Of course, Dr. Mansfield. The goals of treatment for all stages of heart failure include:
- Treating the underlying cause of the condition, such as coronary artery disease, hypertension, or diabetes
- Reducing symptoms of heart failure
- Keeping heart failure from getting worse, and
- Increasing lifespan and improving quality of life
Treatment usually begins with heart-healthy lifestyle changes. These changes may include eating a heart-healthy diet, getting plenty of exercise, achieving and maintaining a healthy weight, and not smoking.
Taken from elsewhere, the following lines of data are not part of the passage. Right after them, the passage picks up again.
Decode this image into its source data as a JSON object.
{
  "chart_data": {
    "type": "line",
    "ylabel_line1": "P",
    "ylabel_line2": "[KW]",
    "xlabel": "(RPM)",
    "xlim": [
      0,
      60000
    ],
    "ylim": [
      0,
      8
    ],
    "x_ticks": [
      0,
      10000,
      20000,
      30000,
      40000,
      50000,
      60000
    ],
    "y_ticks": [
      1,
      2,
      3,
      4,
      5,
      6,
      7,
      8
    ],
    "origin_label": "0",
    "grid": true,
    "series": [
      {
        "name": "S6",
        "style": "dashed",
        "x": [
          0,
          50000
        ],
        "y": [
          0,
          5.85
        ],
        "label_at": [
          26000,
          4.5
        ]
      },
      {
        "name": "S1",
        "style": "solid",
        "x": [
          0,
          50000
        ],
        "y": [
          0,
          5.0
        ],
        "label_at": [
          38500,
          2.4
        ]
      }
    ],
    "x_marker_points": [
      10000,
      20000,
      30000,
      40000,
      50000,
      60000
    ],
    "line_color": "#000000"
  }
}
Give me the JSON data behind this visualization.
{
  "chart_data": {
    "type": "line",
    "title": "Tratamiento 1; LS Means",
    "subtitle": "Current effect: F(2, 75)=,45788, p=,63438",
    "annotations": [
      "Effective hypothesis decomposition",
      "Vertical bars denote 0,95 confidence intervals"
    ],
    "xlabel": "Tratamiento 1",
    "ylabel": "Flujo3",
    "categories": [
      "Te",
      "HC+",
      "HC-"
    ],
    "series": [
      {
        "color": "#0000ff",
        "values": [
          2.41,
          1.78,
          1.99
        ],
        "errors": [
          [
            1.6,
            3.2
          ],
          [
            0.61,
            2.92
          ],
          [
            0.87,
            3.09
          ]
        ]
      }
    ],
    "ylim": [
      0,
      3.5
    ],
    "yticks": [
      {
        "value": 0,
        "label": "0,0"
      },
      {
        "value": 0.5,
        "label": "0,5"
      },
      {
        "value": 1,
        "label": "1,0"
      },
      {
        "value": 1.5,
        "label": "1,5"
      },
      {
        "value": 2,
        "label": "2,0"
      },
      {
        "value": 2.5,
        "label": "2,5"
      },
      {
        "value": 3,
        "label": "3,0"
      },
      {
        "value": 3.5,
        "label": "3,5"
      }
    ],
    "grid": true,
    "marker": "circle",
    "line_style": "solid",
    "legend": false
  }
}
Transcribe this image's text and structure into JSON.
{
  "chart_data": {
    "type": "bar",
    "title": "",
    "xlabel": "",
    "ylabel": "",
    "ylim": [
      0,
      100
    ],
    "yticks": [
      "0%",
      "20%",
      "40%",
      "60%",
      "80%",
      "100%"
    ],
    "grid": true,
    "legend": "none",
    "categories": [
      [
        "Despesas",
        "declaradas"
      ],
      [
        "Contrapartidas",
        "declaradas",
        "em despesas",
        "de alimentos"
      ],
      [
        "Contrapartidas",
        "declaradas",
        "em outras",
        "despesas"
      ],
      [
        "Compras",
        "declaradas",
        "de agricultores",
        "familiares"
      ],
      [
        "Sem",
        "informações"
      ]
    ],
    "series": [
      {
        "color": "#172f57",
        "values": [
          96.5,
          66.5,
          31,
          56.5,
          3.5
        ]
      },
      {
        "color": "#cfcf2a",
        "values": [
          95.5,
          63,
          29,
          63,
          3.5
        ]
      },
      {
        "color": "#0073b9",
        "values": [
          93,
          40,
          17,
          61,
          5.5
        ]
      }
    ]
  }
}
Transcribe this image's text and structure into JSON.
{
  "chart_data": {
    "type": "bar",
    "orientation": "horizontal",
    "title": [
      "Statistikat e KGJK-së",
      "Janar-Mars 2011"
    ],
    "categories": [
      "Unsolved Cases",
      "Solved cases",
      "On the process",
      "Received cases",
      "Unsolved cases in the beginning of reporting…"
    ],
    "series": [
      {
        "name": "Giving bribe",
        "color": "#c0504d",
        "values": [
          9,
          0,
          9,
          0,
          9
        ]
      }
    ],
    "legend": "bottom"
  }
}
Medications may be prescribed based on the type and severity of heart failure. Commonly prescribed medications for heart failure include:
- Angiotensin-converting enzyme, or ACE, inhibitors, which lower blood pressure and reduce strain on the heart
- Aldosterone antagonists, which trigger the body to remove excess sodium through urine
- Angiotensin receptor blockers, which relax the blood vessels to lower blood pressure
- Beta blockers, which slow the heart rate and lower blood pressure
- Digoxin, which makes the heart beat stronger and pump more blood
- Diuretics, which help reduce fluid buildup in the lungs and swelling in the feet and ankles, and
- Isosorbide dinitrate/hydralazine hydrochloride, which helps relax blood vessels so that the heart doesn't have to work as hard to pump blood
As heart failure worsens, lifestyle changes and medications may not sufficiently control symptoms. A medical procedure or surgery may be necessary. In some cases, a type of pacemaker called a cardiac resynchronization therapy device may be implanted to help both sides of the heart contract at the same time. People who have severe heart failure, even at rest, may need a mechanical heart pump or a heart transplant.